I also read that the tuners in the HR 10-250's are especially sensitive to multipath. Last Wed. watching Lost, the signal in the 10-250 was jumping around, but the tuner in my TV was steady at 80-85. I watched it fine, but couldn't record.

I think an attic or outdoor antenna would be overkill even if I could get past the WAF. I'm just trying anything I can to maximize my signal on the indoor antenna. Any suggestions and/or help is greatly appreciated.

Todd


----------



## kenglish (Oct 2, 2004)

An attic or outdoor antenna would be best. You really need to get the antenna up above the movement of people and pets, as well as get it up higher, where the signals are usually stronger.

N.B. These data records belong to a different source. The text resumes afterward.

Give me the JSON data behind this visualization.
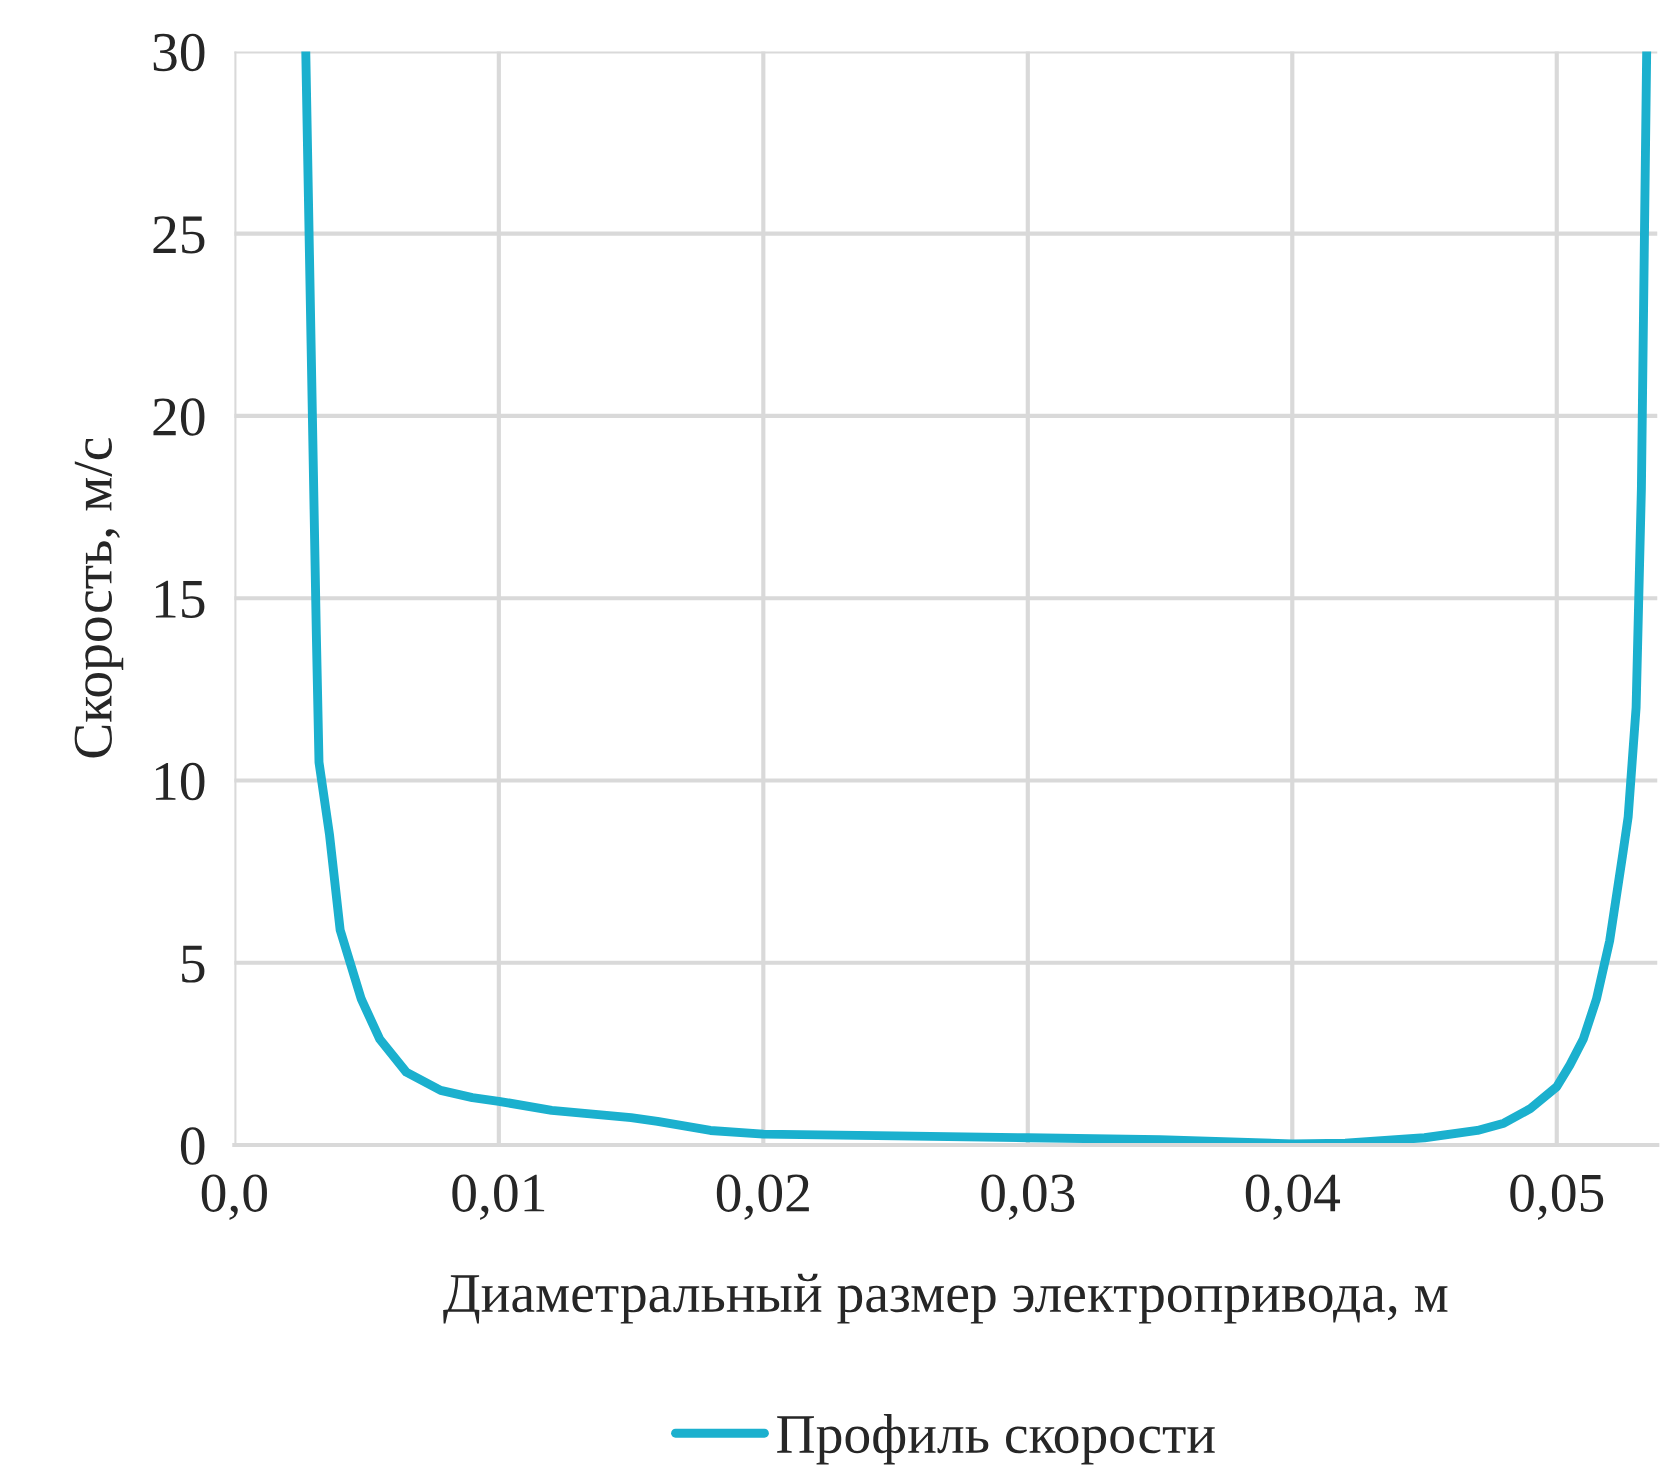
{
  "chart_data": {
    "type": "line",
    "xlabel": "Диаметральный размер электропривода, м",
    "ylabel": "Скорость, м/с",
    "xlim": [
      0,
      0.0538
    ],
    "ylim": [
      0,
      30
    ],
    "xticks": [
      {
        "value": 0,
        "label": "0,0"
      },
      {
        "value": 0.01,
        "label": "0,01"
      },
      {
        "value": 0.02,
        "label": "0,02"
      },
      {
        "value": 0.03,
        "label": "0,03"
      },
      {
        "value": 0.04,
        "label": "0,04"
      },
      {
        "value": 0.05,
        "label": "0,05"
      }
    ],
    "yticks": [
      0,
      5,
      10,
      15,
      20,
      25,
      30
    ],
    "grid": true,
    "legend": "bottom",
    "marker": "none",
    "line_style": "solid",
    "series": [
      {
        "name": "Профиль скорости",
        "color": "#1bb0ce",
        "x": [
          0.0027,
          0.0029,
          0.0031,
          0.0032,
          0.0036,
          0.004,
          0.0048,
          0.0055,
          0.0065,
          0.0078,
          0.009,
          0.01,
          0.012,
          0.015,
          0.016,
          0.018,
          0.02,
          0.025,
          0.03,
          0.035,
          0.038,
          0.04,
          0.042,
          0.045,
          0.047,
          0.048,
          0.049,
          0.05,
          0.0505,
          0.051,
          0.0515,
          0.052,
          0.0525,
          0.0527,
          0.053,
          0.0532,
          0.0534
        ],
        "values": [
          30,
          22,
          14,
          10.5,
          8.5,
          5.9,
          4.0,
          2.9,
          2.0,
          1.5,
          1.3,
          1.2,
          0.95,
          0.75,
          0.65,
          0.4,
          0.3,
          0.25,
          0.2,
          0.15,
          0.08,
          0.03,
          0.05,
          0.2,
          0.4,
          0.6,
          1.0,
          1.6,
          2.2,
          2.9,
          4.0,
          5.6,
          8.0,
          9.0,
          12,
          18,
          30
        ]
      }
    ]
  }
}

The only way an attenuator will help multipath is, by adding some "buffering" of the reflections in an antenna or tuner, that has a bad "return loss". That's when the impedence of the antenna or tuner input is not a good match to the cable, so it "bounces" signals back down the line. 

Sometimes, also, if your signal strength is already marginal, an attenuator will lower the entire signal....including the reflections.....to the point that the reflections are masked by noise. It's like turning down your radio until the interference on it is masked by the noise from your air conditioner....still there, but not as noticeable. But, that can create it's own set of problems.


----------



## Jim5506 (Jun 7, 2004)

An indoor antenna will always be susceptible to multipath because the signals bounce off anything metal or anything with high water content, even you. Attic is better than indoors, out side on the roof is best.

An attenuator reduces the whole signal and doubtful if it would help with multipath.

Best cure for multipath is better (more directional) antenna or move antenna to better area.


----------



## TJStaar (Aug 1, 2006)

Thanks for the help.

Todd


----------